Isaac Herzog: Israel's most active president ever

■ THERE’S CONSENSUS among people in the know, that Isaac Herzog is the most active president in the state’s almost 75 years history. Although he sometimes attends or presides over three or four or even more events in one day, Herzog cannot accept every invitation, but as his wife, Michal says: “We are a team.” Therefore she, rather than he, this week attended an event cohosted by the Embassy of Denmark and Tel Aviv University to celebrate 400 years of Jewish life in Denmark, and to commemorate the 80th anniversary of the heroic rescue of Danish Jews who were spirited out of Denmark by fellow Danes who were not Jewish, and thus evaded captivity by the Nazis. The initial purpose of the event was to promote a new book by Hannah Feigel, which through her own family’s history presents the reader with four centuries of Jewish life in Denmark. Danish ambassador Anne Dorte Riggelsen would have been happy to welcome Janus Muller Jensen, director of the Jewish Museum of Copenhagen, but since he was unable to attend in person, he made a virtual presentation of the renewed museum, which generated a lot of excitement among both Danish expatriates and Israelis who were present.

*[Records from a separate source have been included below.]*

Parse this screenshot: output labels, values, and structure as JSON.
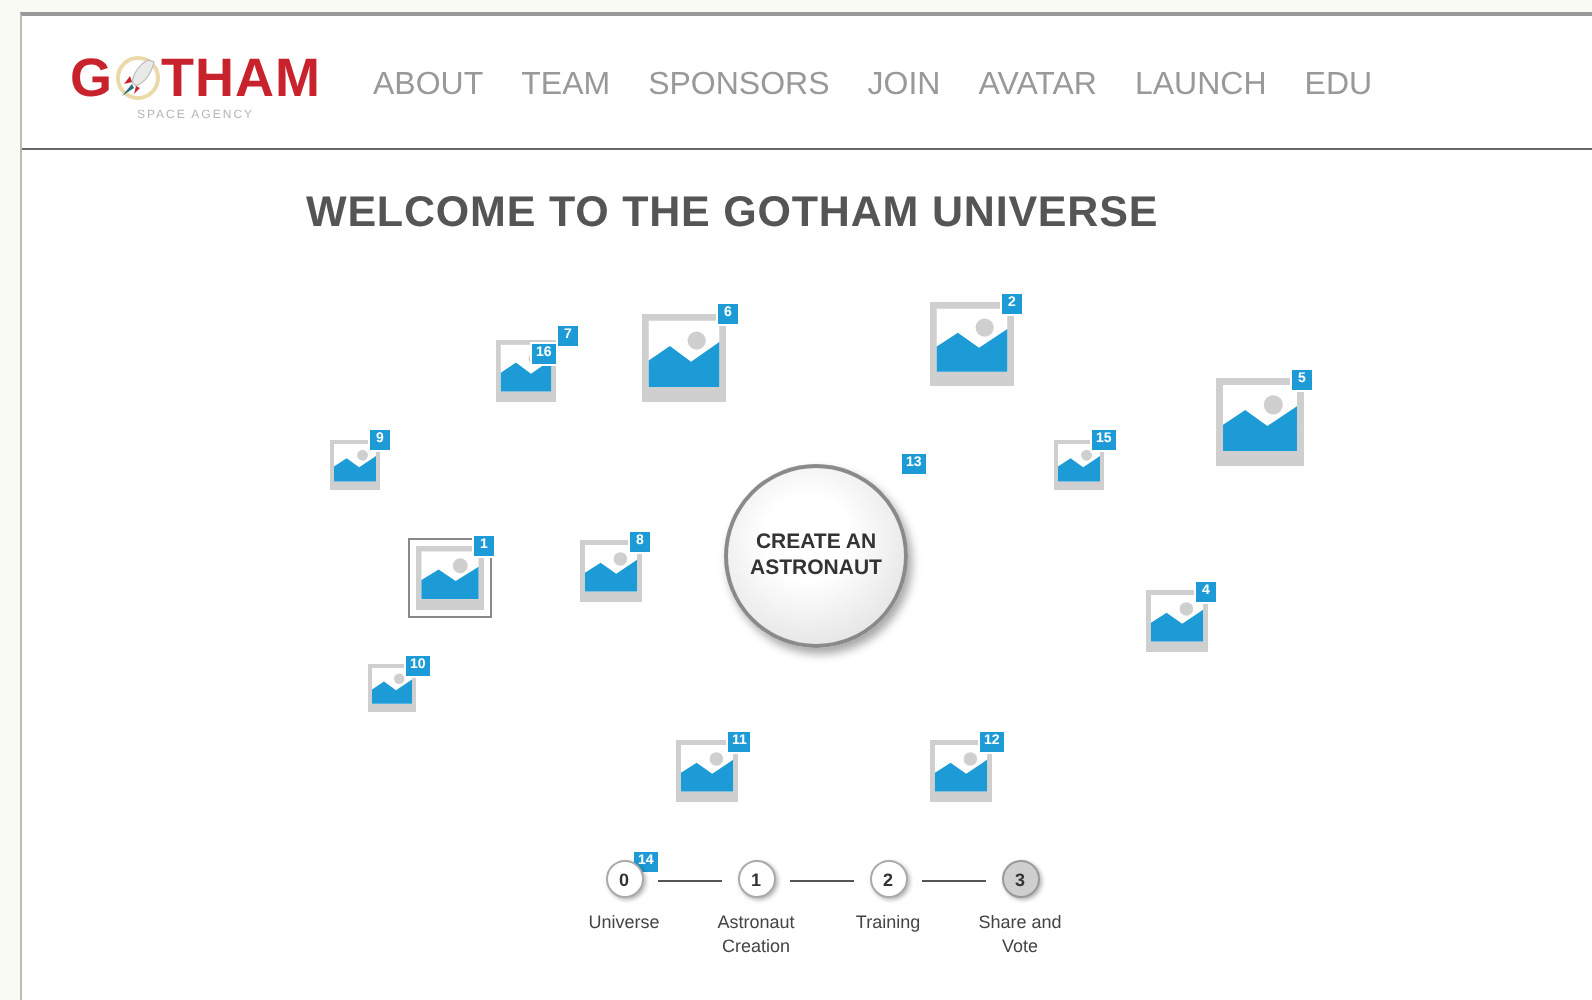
{
  "logo": {
    "before": "G",
    "after": "THAM",
    "tagline": "SPACE AGENCY"
  },
  "nav": [
    "ABOUT",
    "TEAM",
    "SPONSORS",
    "JOIN",
    "AVATAR",
    "LAUNCH",
    "EDU"
  ],
  "title": "WELCOME TO THE GOTHAM UNIVERSE",
  "items": [
    {
      "kind": "image",
      "badge": "6",
      "selected": false
    },
    {
      "kind": "image",
      "badge": "2",
      "selected": false
    },
    {
      "kind": "badge",
      "badge": "7"
    },
    {
      "kind": "image",
      "badge": "16",
      "selected": false
    },
    {
      "kind": "image",
      "badge": "5",
      "selected": false
    },
    {
      "kind": "image",
      "badge": "9",
      "selected": false
    },
    {
      "kind": "image",
      "badge": "15",
      "selected": false
    },
    {
      "kind": "badge",
      "badge": "13"
    },
    {
      "kind": "image",
      "badge": "1",
      "selected": true
    },
    {
      "kind": "image",
      "badge": "8",
      "selected": false
    },
    {
      "kind": "image",
      "badge": "4",
      "selected": false
    },
    {
      "kind": "image",
      "badge": "10",
      "selected": false
    },
    {
      "kind": "image",
      "badge": "11",
      "selected": false
    },
    {
      "kind": "image",
      "badge": "12",
      "selected": false
    },
    {
      "kind": "badge",
      "badge": "14"
    }
  ],
  "create_button": "CREATE AN ASTRONAUT",
  "steps": [
    {
      "number": "0",
      "label": "Universe",
      "selected": false
    },
    {
      "number": "1",
      "label": "Astronaut Creation",
      "selected": false
    },
    {
      "number": "2",
      "label": "Training",
      "selected": false
    },
    {
      "number": "3",
      "label": "Share and Vote",
      "selected": true
    }
  ]
}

Also shown was an animated film, Voices of Silence that tells the story of the rescue of Danish Jews. This was not the first time that Michal Herzog represented the presidency. She has done so several times before, though mostly she accompanies her husband, and also attends nearly all the events that are held at the President’s Residence.

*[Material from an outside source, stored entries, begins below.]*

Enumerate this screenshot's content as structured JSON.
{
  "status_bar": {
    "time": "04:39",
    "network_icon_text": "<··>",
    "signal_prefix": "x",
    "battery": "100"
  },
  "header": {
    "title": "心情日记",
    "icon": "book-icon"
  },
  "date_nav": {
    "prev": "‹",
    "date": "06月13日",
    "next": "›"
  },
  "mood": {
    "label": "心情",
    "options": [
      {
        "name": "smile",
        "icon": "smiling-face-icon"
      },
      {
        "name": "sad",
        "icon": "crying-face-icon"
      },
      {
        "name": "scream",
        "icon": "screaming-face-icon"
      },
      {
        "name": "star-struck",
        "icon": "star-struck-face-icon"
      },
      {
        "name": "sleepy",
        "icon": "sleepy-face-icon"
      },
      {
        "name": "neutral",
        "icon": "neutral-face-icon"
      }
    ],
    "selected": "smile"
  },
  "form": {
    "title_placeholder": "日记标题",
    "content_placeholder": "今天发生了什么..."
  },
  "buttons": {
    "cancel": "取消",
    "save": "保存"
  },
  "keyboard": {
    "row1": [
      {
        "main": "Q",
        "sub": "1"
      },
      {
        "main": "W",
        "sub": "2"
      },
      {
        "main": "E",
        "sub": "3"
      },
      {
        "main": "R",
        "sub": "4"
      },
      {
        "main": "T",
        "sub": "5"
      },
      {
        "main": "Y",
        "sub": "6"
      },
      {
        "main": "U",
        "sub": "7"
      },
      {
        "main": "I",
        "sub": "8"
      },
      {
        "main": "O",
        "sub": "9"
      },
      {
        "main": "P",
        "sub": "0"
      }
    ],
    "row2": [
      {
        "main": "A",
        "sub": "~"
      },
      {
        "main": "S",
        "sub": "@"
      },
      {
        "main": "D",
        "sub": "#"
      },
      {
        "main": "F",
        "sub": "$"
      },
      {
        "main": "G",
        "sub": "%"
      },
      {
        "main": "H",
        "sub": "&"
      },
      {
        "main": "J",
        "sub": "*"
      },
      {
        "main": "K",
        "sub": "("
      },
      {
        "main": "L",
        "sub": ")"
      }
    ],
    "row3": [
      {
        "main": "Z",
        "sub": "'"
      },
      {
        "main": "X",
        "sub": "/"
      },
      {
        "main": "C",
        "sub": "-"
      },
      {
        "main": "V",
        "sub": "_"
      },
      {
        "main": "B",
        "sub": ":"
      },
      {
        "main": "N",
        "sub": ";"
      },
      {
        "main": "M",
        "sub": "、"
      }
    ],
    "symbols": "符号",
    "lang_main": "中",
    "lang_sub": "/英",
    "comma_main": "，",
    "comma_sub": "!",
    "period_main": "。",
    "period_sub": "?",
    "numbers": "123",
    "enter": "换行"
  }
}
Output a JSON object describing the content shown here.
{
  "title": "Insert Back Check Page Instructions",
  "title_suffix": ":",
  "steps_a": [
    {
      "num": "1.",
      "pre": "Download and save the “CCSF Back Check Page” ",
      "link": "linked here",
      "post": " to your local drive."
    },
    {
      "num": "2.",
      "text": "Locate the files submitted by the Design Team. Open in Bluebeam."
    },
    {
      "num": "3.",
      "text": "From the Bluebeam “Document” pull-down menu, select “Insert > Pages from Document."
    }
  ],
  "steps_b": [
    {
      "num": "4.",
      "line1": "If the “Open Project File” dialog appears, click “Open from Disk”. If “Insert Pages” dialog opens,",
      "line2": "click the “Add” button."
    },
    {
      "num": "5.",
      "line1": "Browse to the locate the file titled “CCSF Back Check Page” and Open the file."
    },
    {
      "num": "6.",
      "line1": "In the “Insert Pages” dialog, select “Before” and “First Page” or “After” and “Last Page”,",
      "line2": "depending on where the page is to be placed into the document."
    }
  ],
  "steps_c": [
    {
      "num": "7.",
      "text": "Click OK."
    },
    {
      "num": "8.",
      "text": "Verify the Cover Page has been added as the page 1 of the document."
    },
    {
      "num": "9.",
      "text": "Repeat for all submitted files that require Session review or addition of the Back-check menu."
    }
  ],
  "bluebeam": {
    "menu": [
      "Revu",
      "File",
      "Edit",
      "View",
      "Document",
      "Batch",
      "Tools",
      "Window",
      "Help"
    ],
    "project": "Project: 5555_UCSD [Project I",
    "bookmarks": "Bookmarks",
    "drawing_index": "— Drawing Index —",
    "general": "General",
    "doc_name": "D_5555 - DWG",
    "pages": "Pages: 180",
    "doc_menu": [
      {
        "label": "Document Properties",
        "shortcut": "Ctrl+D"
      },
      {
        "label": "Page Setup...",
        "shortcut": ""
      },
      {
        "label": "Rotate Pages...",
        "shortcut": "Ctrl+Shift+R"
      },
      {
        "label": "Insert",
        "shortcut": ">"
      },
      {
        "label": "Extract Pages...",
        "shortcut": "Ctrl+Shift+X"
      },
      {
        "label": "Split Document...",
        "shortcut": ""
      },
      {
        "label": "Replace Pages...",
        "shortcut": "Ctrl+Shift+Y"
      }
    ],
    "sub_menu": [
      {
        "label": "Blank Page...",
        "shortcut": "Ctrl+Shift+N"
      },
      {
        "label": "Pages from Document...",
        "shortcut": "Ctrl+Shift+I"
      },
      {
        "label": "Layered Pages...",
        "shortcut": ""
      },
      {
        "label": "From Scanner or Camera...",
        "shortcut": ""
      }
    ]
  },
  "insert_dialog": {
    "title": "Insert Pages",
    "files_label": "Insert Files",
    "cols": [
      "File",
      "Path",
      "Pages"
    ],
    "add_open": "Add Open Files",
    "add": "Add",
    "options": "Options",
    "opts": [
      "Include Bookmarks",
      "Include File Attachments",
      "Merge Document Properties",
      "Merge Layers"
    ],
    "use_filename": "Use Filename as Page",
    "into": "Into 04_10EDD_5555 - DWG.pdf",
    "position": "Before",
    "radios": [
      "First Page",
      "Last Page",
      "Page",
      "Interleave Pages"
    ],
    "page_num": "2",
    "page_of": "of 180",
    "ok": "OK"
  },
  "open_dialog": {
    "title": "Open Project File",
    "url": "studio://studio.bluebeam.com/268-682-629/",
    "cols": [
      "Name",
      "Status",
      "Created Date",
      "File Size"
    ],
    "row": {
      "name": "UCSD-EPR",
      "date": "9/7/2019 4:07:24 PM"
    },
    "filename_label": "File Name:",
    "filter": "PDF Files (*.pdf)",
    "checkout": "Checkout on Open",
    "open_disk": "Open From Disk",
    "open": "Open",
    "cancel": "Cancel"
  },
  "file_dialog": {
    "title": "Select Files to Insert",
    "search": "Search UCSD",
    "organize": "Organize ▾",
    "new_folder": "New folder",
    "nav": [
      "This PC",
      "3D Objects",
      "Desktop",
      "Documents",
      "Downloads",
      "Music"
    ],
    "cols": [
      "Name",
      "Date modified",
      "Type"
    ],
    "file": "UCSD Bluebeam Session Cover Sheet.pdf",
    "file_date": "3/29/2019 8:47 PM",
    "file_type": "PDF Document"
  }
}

Herzogs host the yiddish awards

■ ON THE following day, both Herzogs hosted the awards ceremony of the National Authority for Yidish Culture which awarded lifetime-achievement prizes for the preservation of Yiddish culture and language to collector of Yiddish books and newspapers, singer and actor and founder of the Yung Yidish cultural center Mendy Kahana and translator, writer and journalist Benny Mer. Master of ceremonies at the event was veteran broadcaster Dan Kaner who – speaking in both Hebrew and Yiddish – recalled that in the early years of the state, there was a failed attempt to suppress Yiddish. It will never again be what it was in pre-Holocaust Europe, he acknowledged, but it certainly has not died and has continued to prevail, even though many people regard it more as nostalgia than a living language.

President Herzog said that it is more than nostalgia because there are communities all over Israel for whom Yiddish is more than nostalgia. It is the language in which they conduct their lives. He noted that Yiddish has also crept into Hebrew and that he himself, while not a Yiddish speaker, throws the occasional Yiddish word or phrase into a sentence.

Dr. Sara Ziv, who chairs the Authority, noted that Isaac Bashevis Singer, who in 1978 received the Nobel Prize for literature, wrote in Yiddish. When asked why, he said that so many Yiddish expressions were simply untranslatable and gave as an example hak nisht kein chainik which literally translates as don’t bang a teapot, but which in essence means don’t be stupid or don’t talk nonsense. In addition to the two-lifetime achievement awards, an honorary mention was given to Yiddish editor and proofreader Leonid Rakhman who is one of the few people still engaged in this profession, said Ziv.

Through Yung Yidish, the preservation of Yiddish literature, song and drama, Kahana – who also performed to the accompaniment of Klezmer duo Udi Gordetzki and Alex Tessler – has given scores of young immigrants from the former Soviet Union, a key to their cultural heritage and many of them are volunteers in collecting and properly stacking books and in musical performances. Mer said that he was not a native Yiddish speaker, but had grown up listening to his parents and grandparents speaking in Yiddish, and decided to translate Yiddish literature for children and adults in a bid to preserve Yiddish culture. He had been inspired by a poem by famed Yiddish poet Avraham Sutzkever, who had written Var vat bleibn? Vos vat bleibn? – Who will remain? What will remain? Mer’s goal had been to convey the spirit of Yiddish in Hebrew. Judging by how well the very junior Kinor David singers sang on their own in Yiddish and later together with adult singer Shulamit Reznik, Yiddish still has a future.